For LGBTQ+ Who Fled Bolsonaro’s Brazil, The Fear Of “Homophobe President” Winning Again

Portugal became a refuge for the Brazilian LGBTQ+ community who faced real danger following Jair Bolsonaro's victory four years ago. Some of those who left say that if Lula beats the right-wing incumbent in Sunday's presidential election, they would move back home.

People during the Gay Pride Parade in Lisbon, Portugal.

João Damião

LISBON — Nanny Aguiar sought in Lisbon the security that Jair Bolsonaro took away. Whenever she plays the violin or performs at Palácio do Grilo, in Xabregas, a neighborhood in the east of the city centre, Aguiar is reminded of everything she felt that October night five years ago. That night she lit candles in her house and made the decision to leave behind Recife the coastal Brazilian city where she was born 30 years earlier, and move to Lisbon.

That night of Oct. 22, 2018, Jair Bolsonaro emerged victorious in the presidential elections, with 64% of the votes in the second round. The life of Aguiar and Brazil’s entire LGBTQ+ community would never be the same.

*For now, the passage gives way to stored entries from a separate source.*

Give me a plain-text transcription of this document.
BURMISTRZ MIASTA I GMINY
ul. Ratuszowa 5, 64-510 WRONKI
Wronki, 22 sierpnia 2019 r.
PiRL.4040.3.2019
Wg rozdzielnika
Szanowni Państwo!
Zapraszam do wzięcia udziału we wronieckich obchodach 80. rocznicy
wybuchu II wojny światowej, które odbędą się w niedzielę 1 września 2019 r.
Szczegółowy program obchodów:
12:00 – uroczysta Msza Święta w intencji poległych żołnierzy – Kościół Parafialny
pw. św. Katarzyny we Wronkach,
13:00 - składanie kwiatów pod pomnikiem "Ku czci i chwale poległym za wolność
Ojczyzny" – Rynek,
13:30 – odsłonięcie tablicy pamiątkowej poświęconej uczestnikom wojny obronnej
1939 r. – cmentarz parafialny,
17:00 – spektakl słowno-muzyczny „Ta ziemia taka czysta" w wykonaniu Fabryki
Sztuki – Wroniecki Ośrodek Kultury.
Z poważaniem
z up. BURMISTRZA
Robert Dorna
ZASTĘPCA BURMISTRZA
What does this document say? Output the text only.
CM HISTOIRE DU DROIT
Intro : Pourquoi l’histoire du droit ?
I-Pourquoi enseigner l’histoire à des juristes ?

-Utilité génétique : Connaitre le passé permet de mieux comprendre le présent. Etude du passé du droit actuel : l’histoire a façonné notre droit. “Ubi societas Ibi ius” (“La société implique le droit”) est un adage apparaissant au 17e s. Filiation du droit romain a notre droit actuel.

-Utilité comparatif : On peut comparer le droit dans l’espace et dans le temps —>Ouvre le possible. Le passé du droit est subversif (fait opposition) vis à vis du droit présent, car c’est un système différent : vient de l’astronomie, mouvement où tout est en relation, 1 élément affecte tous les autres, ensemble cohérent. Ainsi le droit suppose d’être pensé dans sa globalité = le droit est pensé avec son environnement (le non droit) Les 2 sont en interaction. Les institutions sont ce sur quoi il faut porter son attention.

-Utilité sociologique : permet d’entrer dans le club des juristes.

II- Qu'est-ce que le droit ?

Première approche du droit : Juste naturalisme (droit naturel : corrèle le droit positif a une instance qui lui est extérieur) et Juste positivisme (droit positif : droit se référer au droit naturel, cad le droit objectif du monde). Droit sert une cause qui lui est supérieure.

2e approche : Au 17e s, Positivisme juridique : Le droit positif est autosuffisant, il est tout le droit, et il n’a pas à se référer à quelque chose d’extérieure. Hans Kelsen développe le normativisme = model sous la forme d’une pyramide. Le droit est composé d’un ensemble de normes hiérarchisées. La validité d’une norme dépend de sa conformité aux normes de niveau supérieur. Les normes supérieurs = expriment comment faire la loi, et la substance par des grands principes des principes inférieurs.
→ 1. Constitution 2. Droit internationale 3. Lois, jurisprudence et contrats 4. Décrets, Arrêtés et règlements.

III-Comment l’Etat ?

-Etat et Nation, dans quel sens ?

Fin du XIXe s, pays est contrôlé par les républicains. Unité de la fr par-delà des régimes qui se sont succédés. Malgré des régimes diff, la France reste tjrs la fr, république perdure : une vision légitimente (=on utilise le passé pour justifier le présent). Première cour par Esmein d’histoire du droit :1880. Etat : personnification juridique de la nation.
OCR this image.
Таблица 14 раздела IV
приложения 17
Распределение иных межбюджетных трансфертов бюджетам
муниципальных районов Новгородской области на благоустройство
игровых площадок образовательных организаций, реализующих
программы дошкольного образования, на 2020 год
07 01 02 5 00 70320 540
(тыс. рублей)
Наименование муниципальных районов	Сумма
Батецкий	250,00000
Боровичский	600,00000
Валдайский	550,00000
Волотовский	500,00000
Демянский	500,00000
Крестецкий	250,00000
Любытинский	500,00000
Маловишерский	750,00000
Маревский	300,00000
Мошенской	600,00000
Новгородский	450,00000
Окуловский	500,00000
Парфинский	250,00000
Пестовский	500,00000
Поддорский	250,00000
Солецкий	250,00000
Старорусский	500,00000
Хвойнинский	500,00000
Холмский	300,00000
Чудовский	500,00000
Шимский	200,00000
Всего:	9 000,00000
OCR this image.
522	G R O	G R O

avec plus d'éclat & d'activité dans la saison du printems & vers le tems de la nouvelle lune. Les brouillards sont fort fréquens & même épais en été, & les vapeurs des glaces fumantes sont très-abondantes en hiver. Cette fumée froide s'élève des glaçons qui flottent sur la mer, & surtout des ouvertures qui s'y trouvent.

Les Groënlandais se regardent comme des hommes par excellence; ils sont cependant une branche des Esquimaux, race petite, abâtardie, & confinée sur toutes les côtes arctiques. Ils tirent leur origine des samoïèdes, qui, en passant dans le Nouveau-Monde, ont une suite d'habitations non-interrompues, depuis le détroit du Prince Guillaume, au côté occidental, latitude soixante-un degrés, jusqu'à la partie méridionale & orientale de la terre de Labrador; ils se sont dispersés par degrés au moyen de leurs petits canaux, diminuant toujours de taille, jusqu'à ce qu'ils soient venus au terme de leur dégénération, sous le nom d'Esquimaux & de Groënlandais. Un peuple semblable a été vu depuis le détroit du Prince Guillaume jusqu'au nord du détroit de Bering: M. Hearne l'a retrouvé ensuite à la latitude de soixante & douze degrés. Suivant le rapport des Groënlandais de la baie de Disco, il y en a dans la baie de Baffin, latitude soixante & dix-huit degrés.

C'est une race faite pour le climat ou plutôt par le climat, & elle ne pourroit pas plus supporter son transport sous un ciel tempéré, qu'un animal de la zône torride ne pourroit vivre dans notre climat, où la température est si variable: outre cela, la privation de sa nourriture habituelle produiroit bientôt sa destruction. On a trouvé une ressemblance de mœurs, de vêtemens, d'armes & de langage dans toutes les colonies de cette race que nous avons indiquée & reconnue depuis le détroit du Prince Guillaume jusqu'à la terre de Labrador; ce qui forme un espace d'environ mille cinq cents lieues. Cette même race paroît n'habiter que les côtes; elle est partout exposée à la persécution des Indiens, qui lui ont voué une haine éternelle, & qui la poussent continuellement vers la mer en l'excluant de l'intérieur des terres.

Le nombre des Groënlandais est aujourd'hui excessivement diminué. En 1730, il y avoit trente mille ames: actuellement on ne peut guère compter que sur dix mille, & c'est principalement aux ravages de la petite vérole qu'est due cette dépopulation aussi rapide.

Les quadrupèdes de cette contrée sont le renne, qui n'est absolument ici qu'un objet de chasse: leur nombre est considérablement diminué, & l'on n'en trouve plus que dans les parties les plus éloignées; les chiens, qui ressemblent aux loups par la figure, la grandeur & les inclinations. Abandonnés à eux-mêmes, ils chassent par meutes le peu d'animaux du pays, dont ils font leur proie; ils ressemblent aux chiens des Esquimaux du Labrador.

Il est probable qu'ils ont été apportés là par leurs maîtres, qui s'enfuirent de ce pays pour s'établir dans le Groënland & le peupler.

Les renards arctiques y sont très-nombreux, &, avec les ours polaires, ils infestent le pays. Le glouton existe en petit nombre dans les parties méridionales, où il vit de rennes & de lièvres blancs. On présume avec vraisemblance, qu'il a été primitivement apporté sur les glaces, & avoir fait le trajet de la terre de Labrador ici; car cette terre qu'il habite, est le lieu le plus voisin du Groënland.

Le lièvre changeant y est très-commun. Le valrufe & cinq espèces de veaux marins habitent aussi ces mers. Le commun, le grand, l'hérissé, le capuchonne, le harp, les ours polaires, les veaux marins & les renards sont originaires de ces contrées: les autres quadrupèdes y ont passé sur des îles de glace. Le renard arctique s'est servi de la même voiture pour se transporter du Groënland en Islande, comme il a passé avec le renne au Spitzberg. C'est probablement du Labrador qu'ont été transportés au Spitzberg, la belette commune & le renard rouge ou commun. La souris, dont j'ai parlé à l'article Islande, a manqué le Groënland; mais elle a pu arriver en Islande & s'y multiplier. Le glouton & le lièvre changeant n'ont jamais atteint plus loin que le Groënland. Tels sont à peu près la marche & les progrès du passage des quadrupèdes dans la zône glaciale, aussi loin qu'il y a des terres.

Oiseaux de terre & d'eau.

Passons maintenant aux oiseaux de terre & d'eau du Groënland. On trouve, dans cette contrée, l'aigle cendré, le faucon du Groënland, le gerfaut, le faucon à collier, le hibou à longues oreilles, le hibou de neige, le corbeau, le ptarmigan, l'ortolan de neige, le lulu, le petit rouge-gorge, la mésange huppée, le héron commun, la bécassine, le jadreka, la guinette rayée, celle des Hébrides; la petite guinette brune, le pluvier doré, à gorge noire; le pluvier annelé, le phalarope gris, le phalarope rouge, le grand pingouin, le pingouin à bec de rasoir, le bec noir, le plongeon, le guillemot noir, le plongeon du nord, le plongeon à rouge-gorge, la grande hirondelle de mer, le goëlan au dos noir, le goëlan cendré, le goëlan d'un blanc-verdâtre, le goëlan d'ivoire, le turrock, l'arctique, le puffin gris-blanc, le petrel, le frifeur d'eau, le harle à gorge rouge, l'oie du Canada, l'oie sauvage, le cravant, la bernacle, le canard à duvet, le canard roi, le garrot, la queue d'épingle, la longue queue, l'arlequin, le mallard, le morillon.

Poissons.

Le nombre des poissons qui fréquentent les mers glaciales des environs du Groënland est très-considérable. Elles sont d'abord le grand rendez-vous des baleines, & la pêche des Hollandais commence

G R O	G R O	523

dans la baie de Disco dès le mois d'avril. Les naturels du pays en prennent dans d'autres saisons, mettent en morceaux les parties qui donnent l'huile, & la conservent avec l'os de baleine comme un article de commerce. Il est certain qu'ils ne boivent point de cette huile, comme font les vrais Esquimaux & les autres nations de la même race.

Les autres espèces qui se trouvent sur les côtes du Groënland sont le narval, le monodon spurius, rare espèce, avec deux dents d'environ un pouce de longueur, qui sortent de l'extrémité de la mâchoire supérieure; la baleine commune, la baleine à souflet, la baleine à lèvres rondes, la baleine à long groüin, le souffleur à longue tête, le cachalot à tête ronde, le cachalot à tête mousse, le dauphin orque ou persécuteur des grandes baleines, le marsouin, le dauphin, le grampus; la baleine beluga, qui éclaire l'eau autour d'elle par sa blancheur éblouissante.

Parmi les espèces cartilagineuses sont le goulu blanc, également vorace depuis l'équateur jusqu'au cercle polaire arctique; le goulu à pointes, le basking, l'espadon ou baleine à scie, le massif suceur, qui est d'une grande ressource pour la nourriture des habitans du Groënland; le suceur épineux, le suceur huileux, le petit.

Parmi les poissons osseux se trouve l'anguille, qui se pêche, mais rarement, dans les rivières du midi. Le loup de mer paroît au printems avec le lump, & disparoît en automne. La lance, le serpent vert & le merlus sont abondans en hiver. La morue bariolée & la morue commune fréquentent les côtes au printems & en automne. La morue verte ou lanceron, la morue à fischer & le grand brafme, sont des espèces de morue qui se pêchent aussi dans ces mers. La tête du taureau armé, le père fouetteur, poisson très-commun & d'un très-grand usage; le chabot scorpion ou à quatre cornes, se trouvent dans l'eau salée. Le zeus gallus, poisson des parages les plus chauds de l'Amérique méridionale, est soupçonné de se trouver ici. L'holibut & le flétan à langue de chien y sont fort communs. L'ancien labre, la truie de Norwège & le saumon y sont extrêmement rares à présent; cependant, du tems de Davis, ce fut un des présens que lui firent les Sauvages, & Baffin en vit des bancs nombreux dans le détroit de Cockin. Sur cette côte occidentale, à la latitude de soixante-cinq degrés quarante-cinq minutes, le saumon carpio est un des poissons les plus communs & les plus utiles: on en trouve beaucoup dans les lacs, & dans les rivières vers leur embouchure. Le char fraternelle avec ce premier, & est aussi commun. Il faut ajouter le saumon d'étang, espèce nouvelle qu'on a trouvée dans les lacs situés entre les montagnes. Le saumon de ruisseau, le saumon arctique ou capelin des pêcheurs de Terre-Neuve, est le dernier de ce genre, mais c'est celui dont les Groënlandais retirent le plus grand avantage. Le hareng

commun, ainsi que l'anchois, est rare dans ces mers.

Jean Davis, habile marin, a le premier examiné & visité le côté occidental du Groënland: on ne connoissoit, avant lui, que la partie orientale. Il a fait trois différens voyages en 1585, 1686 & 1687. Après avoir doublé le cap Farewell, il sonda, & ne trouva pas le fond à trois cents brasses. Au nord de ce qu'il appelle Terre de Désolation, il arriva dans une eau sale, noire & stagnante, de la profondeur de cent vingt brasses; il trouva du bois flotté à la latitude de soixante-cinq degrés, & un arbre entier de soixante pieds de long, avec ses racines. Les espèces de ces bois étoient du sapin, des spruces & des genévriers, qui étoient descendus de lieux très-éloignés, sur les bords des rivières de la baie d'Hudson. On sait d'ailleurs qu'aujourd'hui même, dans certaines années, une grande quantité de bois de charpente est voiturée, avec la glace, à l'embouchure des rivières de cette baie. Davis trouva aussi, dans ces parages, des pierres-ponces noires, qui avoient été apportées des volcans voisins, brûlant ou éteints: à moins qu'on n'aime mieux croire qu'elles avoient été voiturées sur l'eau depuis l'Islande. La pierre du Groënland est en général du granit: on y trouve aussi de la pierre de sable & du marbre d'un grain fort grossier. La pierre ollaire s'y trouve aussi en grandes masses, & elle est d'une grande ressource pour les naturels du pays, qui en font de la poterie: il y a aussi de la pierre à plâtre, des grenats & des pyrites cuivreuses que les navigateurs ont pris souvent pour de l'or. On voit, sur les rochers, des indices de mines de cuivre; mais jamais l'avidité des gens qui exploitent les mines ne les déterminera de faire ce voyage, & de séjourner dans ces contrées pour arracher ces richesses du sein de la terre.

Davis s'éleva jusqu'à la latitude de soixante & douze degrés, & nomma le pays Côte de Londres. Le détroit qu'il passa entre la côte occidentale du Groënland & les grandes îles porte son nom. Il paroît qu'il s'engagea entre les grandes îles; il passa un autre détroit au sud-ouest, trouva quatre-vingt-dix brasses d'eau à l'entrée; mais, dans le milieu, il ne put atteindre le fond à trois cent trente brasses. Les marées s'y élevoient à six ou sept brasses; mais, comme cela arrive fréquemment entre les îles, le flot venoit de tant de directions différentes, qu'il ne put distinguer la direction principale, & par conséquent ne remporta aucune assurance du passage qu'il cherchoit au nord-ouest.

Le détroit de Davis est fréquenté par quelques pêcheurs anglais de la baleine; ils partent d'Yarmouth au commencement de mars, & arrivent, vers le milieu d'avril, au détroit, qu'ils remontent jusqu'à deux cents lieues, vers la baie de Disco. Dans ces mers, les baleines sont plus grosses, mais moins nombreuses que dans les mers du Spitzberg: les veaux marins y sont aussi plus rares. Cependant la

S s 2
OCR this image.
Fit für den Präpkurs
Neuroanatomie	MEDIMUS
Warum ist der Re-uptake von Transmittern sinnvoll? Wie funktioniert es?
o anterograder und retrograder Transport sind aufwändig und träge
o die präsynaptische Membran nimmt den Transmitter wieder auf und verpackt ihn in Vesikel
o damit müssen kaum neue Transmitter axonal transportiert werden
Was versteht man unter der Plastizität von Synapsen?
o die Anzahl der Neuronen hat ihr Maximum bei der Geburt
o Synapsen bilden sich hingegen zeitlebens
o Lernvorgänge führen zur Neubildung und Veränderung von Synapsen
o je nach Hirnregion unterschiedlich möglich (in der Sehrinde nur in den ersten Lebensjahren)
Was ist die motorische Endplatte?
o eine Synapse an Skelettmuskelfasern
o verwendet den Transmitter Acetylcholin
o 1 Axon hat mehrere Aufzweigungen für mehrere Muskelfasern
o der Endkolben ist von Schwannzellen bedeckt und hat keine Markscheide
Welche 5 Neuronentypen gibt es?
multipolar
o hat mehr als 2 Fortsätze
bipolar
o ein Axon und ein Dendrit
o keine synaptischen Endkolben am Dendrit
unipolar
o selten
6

Despite living in a different city, Aguiar never changed her polling station, in the extreme south of Recife, near her mother’s house away. “It was an excuse to spend another Sunday with her”, She says, laughing. “That day, I voted, had lunch with my mother and only came home that night.”

It was on the return journey, by car, that reality hit her. “This guy did not appear from nowhere in 2018, we had known for a long time who Bolsonaro was: a racist and homophobe. The problem is, he was a joke. No one ten years ago thought that someone like that could legitimately be in power.”

For nearly four years, the man residing in the presidential palace in Brasilia makes statements like “having a gay child is a lack of beating” or “I would be incapable of loving a homosexual child. I'd rather my child die in an accident.”